A pontuação obtida foi de seis pontos. Segundo a plataforma, a recomendação neste caso seria iniciar tratamento precoce de covid-19 e solicitar um teste RT-PCR para pacientes com cinco dias ou menos de início dos sintomas.
Hiago Kin, presidente da Associação Brasileira de Segurança Cibernética, acredita que seria preciso mais testes para comprovar se o sistema está condicionado a indicar apenas tratamento precoce contra a covid.
"Ele [o programador Rodrigo Menegat] exibiu o código fonte da página já pronta com o resultado, e não do algoritmo. É uma teoria sem prática estatística comprovada, embora o TrateCov não deixe claro suas lógicas", argumenta.
Consultado por Tilt, o Ministério da Saúde informou por nota que o TrateCov sugere "opções terapêuticas disponíveis na literatura científica" e "oferece total autonomia para que o profissional médico decida o melhor tratamento para o paciente". Sobre os medicamentos citados, o ministério diz que a lista "pode sofrer alterações de acordo com os estudos científicos em andamento".
Quem trata os dados?
O TrateCov está hospedado em um sistema chamado Redcap (Research Electronic Data Capture). Desenvolvido pela Universidade Vanderbilt, de Nashville (Tennessee), nos EUA, a plataforma é bastante usada dentro da comunidade acadêmica.
A plataforma diz cumprir regras de proteção de dados de diferentes países, mas que cabe ao desenvolvedor de cada empresa ou entidade que usa o sistema informar sobre o tratamento de dados das pessoas envolvidas.
Ao mexer na plataforma, não havia nenhuma menção sobre como os dados seriam tratados —se seria apenas para ajudar no diagnóstico ou se seriam armazenados.
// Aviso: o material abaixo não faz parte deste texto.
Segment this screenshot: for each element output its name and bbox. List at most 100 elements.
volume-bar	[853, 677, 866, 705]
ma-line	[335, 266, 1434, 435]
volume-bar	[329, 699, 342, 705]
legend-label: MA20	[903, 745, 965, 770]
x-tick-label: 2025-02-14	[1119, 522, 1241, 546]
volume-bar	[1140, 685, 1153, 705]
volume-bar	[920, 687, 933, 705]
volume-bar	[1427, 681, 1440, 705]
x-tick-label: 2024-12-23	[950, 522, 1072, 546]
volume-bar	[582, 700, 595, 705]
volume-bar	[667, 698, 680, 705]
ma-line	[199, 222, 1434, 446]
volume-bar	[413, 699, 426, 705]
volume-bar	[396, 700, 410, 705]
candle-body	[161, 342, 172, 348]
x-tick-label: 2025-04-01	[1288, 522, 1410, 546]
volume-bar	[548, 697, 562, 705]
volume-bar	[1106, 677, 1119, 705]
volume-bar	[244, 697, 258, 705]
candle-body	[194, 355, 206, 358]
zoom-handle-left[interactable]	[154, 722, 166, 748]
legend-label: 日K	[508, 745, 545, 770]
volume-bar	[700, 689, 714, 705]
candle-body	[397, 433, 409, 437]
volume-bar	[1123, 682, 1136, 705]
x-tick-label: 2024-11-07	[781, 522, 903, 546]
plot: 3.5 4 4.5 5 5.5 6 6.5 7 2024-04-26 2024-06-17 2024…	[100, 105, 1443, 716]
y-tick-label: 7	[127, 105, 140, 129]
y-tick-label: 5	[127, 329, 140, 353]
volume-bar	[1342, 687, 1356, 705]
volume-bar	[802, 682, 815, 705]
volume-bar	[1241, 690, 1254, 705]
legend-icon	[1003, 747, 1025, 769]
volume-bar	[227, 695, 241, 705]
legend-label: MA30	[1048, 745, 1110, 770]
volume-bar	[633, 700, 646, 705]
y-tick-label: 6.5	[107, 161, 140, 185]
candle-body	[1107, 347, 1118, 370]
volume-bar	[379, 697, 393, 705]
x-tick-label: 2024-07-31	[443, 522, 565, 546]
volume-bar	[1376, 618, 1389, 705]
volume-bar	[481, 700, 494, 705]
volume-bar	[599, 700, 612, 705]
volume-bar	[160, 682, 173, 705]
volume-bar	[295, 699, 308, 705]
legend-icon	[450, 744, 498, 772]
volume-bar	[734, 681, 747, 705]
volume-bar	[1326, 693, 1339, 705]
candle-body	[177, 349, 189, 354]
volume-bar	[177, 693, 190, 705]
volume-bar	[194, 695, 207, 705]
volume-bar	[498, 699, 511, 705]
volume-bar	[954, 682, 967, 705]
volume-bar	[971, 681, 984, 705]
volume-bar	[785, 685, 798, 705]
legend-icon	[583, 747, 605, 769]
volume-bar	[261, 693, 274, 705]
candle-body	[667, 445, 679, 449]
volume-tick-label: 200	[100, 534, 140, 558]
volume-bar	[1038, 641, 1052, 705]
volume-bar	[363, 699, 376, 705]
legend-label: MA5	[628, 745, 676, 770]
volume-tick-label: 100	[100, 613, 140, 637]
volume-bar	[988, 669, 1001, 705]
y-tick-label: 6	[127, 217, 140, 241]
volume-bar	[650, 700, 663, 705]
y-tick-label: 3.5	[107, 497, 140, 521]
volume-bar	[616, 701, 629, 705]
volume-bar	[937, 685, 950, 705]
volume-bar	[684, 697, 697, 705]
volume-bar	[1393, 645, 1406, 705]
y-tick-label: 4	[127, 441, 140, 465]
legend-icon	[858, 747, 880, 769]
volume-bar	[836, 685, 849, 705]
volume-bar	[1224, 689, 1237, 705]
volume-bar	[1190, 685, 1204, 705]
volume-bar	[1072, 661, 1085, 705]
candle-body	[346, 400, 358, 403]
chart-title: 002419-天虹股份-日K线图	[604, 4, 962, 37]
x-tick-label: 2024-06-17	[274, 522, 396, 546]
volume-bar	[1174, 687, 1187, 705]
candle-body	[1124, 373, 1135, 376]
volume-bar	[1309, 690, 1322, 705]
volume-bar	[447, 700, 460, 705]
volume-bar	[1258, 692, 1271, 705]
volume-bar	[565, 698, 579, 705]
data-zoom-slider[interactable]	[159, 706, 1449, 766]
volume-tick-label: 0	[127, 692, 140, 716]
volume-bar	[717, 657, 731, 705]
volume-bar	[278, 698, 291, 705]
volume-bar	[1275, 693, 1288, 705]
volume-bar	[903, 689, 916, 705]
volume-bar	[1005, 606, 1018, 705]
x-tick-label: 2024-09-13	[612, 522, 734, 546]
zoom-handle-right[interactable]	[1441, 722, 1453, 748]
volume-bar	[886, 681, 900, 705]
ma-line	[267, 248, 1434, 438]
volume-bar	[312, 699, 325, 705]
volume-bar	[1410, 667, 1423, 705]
O TrateCov pede informações como nome, data de nascimento, telefone, entre outras informações (importante ressaltar que não havia pedido de CPF ou RG).
Segundo Kin, faltou transparência sobre a política de privacidade da plataforma. "O governo e a aplicação agem como se fossem titulares dos dados, e não controladores, que necessitam pedir o consentimento ao explicar a finalidade de uso", diz. Para ele, apesar de a LGPD já estar vigente no país e o governo ser responsável por fiscalizá-la, "o governo não dá o exemplo".